Tenoncia

Florencio Nicolau Eymann

Especial para Eco Italiano

Arribo a la caída de la tarde a la estación de trenes. No hay nadie esperándome. Saco al gato de la caja de plástico y le paso la correa por el collar. Veamos a donde vamos y que es lo que nos depara la jornada de mañana. Ahora quiero descansar.

Salí por la mañana bien temprano por territorio incierto, un camino que nunca había hecho anteriormente. Los lugares conocidos dejaron lugar a imágenes de granjas y campos sembrados para luego convertirse en un paisaje por momentos verde y alegre y por otros un páramo seco y frio. No sé adónde he llegado.

Me dijeron hace unos días atrás que tenía que hacerme cargo de la sucursal de Tenoncia. Ninguno de mis colegas tiene idea donde queda. Por lo que veo es una ciudad pequeña pero con mucho movimiento, lo que justifica la apertura de una sucursal del negocio. Llevo todos los documentos y archivos necesarios en mi valija. Me indican que hay hoteles baratos cerca de la estación de trenes.

Me dirijo hacia una serie de negocios de una planta, iluminados en donde venden objetos extraños. Espadas, túnicas, vasijas adornadas con flores; son las tiendas de recuerdos que ofrece Tenoncia a los visitantes temporales. Mi estadía será de varios meses y si todo marcha bien tal vez haga carrera en esta ciudad. Me pone la piel de gallina pensar que se puede llegar a transformar en el lugar en donde pase el resto de mi vida. Ahora estoy sola, con mi gato Lipo que parece más extrañado que yo pero, sin embargo, está visiblemente entretenido. Parece que el aire de Tenoncia le hace bien a las mascotas.

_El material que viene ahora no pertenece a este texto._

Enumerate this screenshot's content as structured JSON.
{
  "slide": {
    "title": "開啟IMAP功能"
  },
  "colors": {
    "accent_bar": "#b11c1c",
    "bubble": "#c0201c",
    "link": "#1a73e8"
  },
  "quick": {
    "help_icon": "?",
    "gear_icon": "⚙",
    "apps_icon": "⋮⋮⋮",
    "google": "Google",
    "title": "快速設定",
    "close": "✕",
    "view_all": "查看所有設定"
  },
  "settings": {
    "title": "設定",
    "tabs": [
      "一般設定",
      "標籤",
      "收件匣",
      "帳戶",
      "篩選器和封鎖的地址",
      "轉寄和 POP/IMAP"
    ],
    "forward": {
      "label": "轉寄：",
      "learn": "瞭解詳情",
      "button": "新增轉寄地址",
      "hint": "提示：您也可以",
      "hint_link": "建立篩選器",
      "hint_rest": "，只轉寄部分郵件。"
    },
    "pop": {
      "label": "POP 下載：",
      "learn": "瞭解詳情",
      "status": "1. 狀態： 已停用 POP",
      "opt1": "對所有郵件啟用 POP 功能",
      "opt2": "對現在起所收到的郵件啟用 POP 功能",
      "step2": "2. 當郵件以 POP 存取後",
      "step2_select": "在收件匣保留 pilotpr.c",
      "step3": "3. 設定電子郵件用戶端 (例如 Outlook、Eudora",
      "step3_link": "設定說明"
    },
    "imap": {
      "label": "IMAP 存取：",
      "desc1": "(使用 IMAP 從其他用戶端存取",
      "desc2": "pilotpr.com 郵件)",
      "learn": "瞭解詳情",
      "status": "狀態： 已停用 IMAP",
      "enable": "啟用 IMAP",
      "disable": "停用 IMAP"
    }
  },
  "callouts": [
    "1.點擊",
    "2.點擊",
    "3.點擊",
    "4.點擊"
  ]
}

El hotel es una casona vieja muy bien cuidada, con pisos de maderas nobles y cuadros extraños en las paredes. Muestran paisajes marinos o de campo con animales rarísimos, bellos. ¿Qué llevó a colgar semejante creación artística en un hotel familiar?. Los animales mezclan características de peces, insectos y mamíferos, verdaderas quimeras irreconocibles en la zoología que aceptamos como real. El conserje es muy amable y me dice que me va a dar a un buen precio una de las mejores habitaciones del hotel. Le pregunto por los cuadros y me dice que son de un artista imaginativo, hijo dilecto de la ciudad. Me lleva a un cuarto por un ascensor con puerta de reja, muy antiguo pero impecable. La habitación es acogedora y de feliz aspecto con un empapelado floreado antiguo pero intacto, de esos que se dejan ver aun en las casa de las abuelas o cuando una demolición descubre a los transeúntes las intimidades de una vida de esplendor pasado. Lipo se siente cómodo y salta a la cama. El conserje no hace ningún problema con el animal siempre y cuando le coloque la bandeja con las piedritas.

Bajo a tomar una merienda cena. Está oscuro y se ha puesto frío, pero el lugar es agradable. Es una ciudad invernal que invita a comer bien y luego irse a la cama. El conserje está hablando por teléfono y no se da cuenta que entré en el comedor:

—Sí, ya llegó, es muy amable..sí, sí…trajo el gato.

Habla de mí. Es evidente. Sin embargo no puedo quejarme ni molestarme. Tal vez informa a una empleada. Cuando me ve me sonríe. Si lo tomé por sorpresa parece no importarle. Se acerca sin dejar de sonreír y me pregunta si necesito algo. Le agradezco. Miro el piano vertical en perfecto estado junto a una puerta en el salón.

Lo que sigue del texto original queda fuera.